So, in case you're ever in a hurry to prepare a belated dinner for three hungry men of varying shapes and sizes but ferociously competing appetites, and in case you're tempted to scurry around the kitchen and do things in half the time with half your brain, take a word from me:
Slow. Down. Sister.
That's exactly what I was doing tonight, and I even recall these wise words from my husband: "Babe, slow down. You might forget something."
By 'something,' I'm pretty sure he was referring to the oil I should have put in the pan before I heated the pan to atrocious degrees. Instead, I simply heated the pan. Searing hot metal, on my stovetop, without a single thing in it. That's a smoke alarm waiting to sound.
So then, when I needed to fry the chicken patties into the horrifically hot pan, I poured in the necessary oil... and flames instantly shot up to the ceiling.
I have learned a few lessons from this encounter with vegetable oil on hot metal.
It turns out, a grease fire will not burn itself out. So, waiting for it to stop burning on its own will merely fill the kitchen with black smoke. And cause significant damage to the cupboards and the microwave.
And, we now know, that the firemen aren't kidding. Water does not put out a grease fire. Only a lid on the flame, to suffocate the flame. (I tried water first. Not wise.)
And, in case you wondered, burnt hair is one of the worst smells in the history of mankind, and it remains to be seen how much damage was done to my goldilocks. So far, bits are breaking off in my hand every time I run my fingers through. That's maybe not a great sign, but I try not to overreact. Stay tuned.
And, aloe is a good cure for burns to the fingers and wrist, from carrying a wildly flaming pan across the kitchen and leaning over it to turn on the water, which did not in fact help the situation. Thank you, aloe. You have been my friend through many a sunburn and now kitchen disaster.

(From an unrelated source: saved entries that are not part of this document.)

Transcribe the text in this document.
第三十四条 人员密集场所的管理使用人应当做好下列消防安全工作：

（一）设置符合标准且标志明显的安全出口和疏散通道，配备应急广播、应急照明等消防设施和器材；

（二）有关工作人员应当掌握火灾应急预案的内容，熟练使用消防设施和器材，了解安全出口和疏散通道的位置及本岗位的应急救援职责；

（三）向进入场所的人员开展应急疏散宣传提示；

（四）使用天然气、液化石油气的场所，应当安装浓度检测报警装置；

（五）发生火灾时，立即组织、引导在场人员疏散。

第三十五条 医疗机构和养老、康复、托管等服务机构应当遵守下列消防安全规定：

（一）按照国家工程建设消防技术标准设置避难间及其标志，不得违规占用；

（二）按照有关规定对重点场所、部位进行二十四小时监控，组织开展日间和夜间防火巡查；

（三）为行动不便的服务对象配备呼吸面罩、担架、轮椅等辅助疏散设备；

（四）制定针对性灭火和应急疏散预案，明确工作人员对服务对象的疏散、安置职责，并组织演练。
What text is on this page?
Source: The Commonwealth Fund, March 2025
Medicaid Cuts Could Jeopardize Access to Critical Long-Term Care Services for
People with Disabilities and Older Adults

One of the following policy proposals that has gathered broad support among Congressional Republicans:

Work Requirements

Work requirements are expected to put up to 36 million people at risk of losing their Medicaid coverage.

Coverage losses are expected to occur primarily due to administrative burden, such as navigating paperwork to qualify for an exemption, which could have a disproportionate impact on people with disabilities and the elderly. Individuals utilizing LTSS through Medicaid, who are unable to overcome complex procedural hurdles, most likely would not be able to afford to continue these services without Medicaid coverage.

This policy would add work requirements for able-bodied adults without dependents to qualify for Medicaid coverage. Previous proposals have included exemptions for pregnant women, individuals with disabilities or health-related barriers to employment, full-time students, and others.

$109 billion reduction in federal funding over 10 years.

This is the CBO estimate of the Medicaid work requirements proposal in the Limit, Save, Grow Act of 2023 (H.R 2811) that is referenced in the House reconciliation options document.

And, husbands come running when wives are screaming.
And, children who witness a direct encounter with open flames in the kitchen (however from a safe distance) will require many, many, many therapeutic conversations about the safety of our house, our kitchen, and our future meals. And, the older child is likely to tell his entire new community of preschoolers about the smoke alarms we still hear in our minds.
And, my maternal instincts kick into high gear when there is any impending threat to my family or my home. I would have sat on that fire if that's what it took. I'm not sure it would have helped, and it would have led to an entirely different blog post. But the point is: the depths of maternal fearlessness are deafening. Open flame, singed hair, and burnt arms notwithstanding.
And, if you're looking for a fast ticket to a dinner out, try nearly burning down the kitchen.
In all truthfulness, I am humbled by it all - by such a close encounter with that which can overtake in a heartbeat. It could have gotten so bad, so fast... and I got a small glimpse of that fear.
We are okay.
Well, except for my hair. I'll let you know.